El momento presente, derivado de las restauraciones democráticas de los sesenta, y de la normalización europea, que acabaría con la excepción ibérica, ha resultado tensionado con los recientes acontecimientos políticos, que no es necesario detallar. La única salida, hacia adelante es el federalismo peninsular, que necesariamente será desigual y foralista. No hay más “patriotismo” que el constitucional, y una parte que deben asumir derechas e izquierdas, es el principio federativo, como J. Habermas sostenía para liberar a Alemania del irredentismo nacionalista amenazante. La crisis ibérica, quizás inevitable, tiene que ser resuelta en esa clave. Empero, el principio de autodeterminación, pensado esencialmente para medios descolonizados, debe quedar limitado por lo federal. Las independencias, en el caso europeo, sería un error geoestratégico, que incrementaría las dependencias de los grandes bloques. Por tanto, en esta crisis epocal es necesario más iberismo, federalismo y europeísmo que nunca. Al fin y al cabo, no podemos tolerar que nos roben nuestra interzona de libertad por intereses espurios de terceros agentes estratégicos, que no atienden a ninguno de los principios arriba invocados.

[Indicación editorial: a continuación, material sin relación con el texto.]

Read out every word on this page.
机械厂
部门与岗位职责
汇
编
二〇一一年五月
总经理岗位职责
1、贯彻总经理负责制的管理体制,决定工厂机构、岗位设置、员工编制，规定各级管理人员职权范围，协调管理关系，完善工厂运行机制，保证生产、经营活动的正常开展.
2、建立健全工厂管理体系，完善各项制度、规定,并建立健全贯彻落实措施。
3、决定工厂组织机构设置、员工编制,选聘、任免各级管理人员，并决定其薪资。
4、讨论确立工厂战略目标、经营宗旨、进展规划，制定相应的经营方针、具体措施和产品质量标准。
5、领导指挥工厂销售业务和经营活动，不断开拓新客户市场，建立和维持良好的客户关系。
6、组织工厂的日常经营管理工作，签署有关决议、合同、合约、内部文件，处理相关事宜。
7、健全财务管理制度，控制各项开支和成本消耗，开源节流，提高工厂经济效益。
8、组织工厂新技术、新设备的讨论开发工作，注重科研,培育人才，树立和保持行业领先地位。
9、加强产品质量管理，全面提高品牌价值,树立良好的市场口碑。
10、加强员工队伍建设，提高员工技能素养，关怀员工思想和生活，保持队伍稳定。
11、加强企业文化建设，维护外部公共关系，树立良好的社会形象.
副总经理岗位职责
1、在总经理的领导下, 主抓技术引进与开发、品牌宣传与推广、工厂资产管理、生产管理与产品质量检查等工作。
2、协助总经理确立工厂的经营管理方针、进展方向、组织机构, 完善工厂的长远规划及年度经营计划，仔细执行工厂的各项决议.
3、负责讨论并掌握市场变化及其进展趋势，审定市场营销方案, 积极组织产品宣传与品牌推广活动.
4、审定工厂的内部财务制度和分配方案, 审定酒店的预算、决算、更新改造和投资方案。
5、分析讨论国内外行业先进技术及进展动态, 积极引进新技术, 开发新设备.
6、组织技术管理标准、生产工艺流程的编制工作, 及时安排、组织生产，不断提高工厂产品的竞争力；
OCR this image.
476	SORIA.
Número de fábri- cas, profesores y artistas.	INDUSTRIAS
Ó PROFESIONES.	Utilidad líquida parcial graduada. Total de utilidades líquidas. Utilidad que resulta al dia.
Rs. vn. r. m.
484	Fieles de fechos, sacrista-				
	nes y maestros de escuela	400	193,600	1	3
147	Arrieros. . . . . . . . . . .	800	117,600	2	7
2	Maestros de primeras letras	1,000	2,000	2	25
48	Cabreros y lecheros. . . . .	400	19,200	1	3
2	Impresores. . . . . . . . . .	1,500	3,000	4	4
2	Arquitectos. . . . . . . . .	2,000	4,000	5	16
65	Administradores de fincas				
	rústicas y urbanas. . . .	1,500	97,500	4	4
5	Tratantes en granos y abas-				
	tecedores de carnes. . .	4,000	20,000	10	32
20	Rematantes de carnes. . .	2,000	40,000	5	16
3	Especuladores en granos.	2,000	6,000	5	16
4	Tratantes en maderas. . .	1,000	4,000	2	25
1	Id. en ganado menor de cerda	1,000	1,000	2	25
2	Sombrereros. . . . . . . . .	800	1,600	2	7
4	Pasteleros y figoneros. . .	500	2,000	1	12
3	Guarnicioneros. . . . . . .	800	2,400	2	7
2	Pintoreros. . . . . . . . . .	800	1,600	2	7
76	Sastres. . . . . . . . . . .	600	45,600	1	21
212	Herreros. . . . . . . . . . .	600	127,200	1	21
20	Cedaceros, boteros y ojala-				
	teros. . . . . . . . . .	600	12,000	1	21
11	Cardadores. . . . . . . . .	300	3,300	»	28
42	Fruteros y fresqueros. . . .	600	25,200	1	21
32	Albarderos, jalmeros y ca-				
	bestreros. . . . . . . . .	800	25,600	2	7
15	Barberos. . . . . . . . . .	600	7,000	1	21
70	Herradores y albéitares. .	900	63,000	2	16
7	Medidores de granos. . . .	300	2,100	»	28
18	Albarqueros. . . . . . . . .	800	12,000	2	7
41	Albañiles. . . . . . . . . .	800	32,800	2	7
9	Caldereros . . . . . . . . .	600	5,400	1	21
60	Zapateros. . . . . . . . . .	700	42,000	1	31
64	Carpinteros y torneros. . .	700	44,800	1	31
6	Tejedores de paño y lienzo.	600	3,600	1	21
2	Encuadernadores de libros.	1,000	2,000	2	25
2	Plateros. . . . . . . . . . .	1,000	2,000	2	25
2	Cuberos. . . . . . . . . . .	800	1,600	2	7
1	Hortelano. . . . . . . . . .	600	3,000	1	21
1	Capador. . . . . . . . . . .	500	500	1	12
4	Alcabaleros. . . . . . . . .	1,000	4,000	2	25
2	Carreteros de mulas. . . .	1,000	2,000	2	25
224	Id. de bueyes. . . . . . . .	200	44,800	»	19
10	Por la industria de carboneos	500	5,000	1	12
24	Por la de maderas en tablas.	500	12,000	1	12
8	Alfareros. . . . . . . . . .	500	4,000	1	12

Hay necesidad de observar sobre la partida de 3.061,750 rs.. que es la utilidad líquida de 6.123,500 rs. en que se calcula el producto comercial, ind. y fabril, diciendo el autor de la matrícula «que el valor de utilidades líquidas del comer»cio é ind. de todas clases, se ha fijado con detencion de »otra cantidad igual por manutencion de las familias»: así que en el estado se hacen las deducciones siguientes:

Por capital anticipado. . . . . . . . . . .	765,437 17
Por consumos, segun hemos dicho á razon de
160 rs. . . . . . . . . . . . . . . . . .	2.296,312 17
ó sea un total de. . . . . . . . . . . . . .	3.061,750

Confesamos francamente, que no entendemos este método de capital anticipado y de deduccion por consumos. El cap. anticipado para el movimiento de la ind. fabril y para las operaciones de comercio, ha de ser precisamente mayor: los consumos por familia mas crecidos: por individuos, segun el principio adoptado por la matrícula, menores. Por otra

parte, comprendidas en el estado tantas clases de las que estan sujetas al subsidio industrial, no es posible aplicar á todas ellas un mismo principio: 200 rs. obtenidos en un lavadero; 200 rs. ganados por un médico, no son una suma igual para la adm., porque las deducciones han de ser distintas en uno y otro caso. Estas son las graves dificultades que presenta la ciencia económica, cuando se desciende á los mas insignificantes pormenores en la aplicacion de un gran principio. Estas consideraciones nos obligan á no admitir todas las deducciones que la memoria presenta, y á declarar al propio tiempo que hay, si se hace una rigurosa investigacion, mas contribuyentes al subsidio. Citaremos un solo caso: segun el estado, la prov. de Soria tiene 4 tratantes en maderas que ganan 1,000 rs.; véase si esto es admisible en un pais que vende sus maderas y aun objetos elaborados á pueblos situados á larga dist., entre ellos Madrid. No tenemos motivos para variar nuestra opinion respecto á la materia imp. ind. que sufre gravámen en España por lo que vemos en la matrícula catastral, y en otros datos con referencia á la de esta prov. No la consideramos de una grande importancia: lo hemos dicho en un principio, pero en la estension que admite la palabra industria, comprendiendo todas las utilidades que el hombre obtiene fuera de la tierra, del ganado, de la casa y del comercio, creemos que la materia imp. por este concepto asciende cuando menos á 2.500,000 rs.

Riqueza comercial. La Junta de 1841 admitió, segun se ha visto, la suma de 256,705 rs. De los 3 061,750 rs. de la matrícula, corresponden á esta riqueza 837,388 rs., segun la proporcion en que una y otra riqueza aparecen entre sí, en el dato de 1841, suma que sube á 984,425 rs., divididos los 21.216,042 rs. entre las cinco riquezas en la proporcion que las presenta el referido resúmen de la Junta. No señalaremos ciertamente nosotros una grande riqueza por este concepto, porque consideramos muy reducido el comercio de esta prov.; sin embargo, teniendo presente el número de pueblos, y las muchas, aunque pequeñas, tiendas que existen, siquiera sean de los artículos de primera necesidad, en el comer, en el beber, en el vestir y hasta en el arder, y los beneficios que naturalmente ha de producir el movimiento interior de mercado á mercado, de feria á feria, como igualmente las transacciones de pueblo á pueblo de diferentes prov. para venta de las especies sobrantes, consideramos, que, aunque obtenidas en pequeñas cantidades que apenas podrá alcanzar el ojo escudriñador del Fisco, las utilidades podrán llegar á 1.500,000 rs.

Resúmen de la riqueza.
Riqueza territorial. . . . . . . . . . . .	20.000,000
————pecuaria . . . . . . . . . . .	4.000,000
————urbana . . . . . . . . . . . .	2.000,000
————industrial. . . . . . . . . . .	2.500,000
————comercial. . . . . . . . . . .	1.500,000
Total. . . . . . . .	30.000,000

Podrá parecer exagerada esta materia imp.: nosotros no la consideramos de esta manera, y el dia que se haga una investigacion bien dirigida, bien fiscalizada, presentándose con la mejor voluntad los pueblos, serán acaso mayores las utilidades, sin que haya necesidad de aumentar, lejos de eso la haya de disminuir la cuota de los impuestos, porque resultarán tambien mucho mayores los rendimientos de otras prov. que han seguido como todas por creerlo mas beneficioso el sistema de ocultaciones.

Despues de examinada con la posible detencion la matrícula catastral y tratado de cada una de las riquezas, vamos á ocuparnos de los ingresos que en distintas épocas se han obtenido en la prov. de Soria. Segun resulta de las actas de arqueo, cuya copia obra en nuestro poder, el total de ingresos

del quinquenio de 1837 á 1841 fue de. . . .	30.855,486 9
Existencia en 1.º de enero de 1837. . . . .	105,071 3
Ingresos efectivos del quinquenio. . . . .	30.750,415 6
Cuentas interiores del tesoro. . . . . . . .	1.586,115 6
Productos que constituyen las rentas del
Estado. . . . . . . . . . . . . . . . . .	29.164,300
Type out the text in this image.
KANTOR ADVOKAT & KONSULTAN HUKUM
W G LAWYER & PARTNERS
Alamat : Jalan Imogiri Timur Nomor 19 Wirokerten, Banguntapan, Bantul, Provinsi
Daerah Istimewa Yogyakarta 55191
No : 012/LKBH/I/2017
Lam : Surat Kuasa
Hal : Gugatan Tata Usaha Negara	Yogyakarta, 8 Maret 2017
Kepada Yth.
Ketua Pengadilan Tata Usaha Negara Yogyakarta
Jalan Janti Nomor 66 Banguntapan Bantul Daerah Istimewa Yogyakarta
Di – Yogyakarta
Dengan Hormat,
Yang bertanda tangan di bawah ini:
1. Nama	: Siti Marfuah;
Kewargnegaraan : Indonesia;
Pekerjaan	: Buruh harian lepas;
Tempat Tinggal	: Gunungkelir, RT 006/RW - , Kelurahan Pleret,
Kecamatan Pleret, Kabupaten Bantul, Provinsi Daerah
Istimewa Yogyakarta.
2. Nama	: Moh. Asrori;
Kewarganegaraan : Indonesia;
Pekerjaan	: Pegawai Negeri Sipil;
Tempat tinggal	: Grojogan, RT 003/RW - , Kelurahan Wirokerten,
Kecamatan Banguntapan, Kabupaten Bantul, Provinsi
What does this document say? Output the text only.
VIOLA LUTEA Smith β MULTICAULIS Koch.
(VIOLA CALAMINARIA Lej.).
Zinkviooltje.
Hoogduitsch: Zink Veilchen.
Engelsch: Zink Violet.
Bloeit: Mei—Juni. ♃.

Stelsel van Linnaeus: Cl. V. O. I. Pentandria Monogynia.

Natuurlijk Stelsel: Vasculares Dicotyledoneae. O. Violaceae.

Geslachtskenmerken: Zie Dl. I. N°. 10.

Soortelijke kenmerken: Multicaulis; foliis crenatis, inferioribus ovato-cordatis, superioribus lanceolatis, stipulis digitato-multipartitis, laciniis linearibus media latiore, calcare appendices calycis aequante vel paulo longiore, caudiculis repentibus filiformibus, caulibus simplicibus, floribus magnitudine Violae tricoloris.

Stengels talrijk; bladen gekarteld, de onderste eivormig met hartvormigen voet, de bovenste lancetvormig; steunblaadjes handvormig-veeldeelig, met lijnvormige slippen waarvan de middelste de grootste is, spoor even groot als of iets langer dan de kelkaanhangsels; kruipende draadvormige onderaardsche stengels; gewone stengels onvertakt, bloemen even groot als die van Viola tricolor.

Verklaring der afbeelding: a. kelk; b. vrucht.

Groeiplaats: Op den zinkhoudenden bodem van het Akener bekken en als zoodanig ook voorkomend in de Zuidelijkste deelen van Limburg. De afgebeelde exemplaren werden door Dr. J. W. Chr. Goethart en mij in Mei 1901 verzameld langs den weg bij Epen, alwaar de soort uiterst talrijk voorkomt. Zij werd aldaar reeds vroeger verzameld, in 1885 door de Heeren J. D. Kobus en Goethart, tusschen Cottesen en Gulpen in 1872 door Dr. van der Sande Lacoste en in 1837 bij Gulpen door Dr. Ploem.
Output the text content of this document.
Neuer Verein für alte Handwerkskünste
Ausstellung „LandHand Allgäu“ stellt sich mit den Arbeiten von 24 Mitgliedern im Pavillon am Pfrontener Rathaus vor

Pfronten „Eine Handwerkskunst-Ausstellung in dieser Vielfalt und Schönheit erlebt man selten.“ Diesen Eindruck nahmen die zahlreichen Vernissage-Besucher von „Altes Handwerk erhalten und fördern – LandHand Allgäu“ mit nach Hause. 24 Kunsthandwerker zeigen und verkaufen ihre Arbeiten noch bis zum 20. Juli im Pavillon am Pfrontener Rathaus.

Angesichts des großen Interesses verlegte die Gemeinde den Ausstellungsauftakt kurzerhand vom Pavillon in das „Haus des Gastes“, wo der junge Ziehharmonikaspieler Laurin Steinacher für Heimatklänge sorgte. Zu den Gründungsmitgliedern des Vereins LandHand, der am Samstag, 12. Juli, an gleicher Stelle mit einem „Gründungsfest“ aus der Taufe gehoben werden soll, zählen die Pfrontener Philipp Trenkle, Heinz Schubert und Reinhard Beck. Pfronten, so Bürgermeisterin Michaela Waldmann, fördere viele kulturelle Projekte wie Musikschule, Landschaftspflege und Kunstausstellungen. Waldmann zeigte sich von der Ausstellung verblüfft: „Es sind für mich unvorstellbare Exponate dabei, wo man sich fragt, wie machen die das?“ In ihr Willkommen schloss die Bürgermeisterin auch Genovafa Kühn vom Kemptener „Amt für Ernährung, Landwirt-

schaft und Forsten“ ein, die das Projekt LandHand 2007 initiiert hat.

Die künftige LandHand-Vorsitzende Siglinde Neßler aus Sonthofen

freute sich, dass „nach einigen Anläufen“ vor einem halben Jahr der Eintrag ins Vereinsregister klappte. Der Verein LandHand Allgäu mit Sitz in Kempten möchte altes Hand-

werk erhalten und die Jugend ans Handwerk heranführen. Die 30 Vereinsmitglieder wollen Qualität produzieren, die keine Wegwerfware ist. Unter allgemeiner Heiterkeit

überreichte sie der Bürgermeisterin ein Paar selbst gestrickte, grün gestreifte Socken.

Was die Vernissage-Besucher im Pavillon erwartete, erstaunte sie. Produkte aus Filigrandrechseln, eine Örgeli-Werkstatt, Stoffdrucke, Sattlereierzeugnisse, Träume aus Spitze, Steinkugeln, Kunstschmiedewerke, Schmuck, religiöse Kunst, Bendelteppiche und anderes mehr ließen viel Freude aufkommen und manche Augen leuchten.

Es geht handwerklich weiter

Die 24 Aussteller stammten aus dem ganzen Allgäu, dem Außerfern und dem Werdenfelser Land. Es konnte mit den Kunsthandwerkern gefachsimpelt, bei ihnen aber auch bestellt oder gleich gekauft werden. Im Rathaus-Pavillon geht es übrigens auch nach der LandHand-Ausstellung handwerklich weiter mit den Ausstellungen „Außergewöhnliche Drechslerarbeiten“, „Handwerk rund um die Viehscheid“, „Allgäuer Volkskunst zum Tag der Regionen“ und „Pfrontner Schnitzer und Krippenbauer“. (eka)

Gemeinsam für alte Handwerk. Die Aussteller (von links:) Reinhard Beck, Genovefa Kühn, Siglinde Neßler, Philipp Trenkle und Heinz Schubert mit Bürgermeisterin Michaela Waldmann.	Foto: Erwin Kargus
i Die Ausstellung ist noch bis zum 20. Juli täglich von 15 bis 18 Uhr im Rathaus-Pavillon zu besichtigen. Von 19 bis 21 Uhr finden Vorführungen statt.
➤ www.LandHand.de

Frente a las ideas “picudas”, enarbolemos las “redondas”, como quería el filósofo molinero Ganivet, cuyo aniversario –el 125– de su muerte se cumplió este 29 de noviembre. Sería una manera de equilibrar el pensamiento negativo, asociado a la “krisis”, que en el plano intelectual tiene un largo recorrido europeo. Massimo Cacciari trazaba el recorrido desde Nietzsche hasta Wittgenstein. Hace poco adquirí en Italia el libro Figure di Apocalisse. La potenza del negativo nella storia d’Europa, de Biagio di Giovanni. Se trata de obtener fuerza de lo negativo, puesto que, según Giovanni, Europa siempre ha sido “plural, fragmentada, plurilingüe, polifónica” y que sólo ha estado “unida en el conflicto”. Iberia se conforma una parte esencial en ese pensamiento, y se alza como un antídoto frente a la posibilidad de retornar a los reinos de taifas o el cantonalismo. Iberia será federal o no será. Como la mismísima Europa.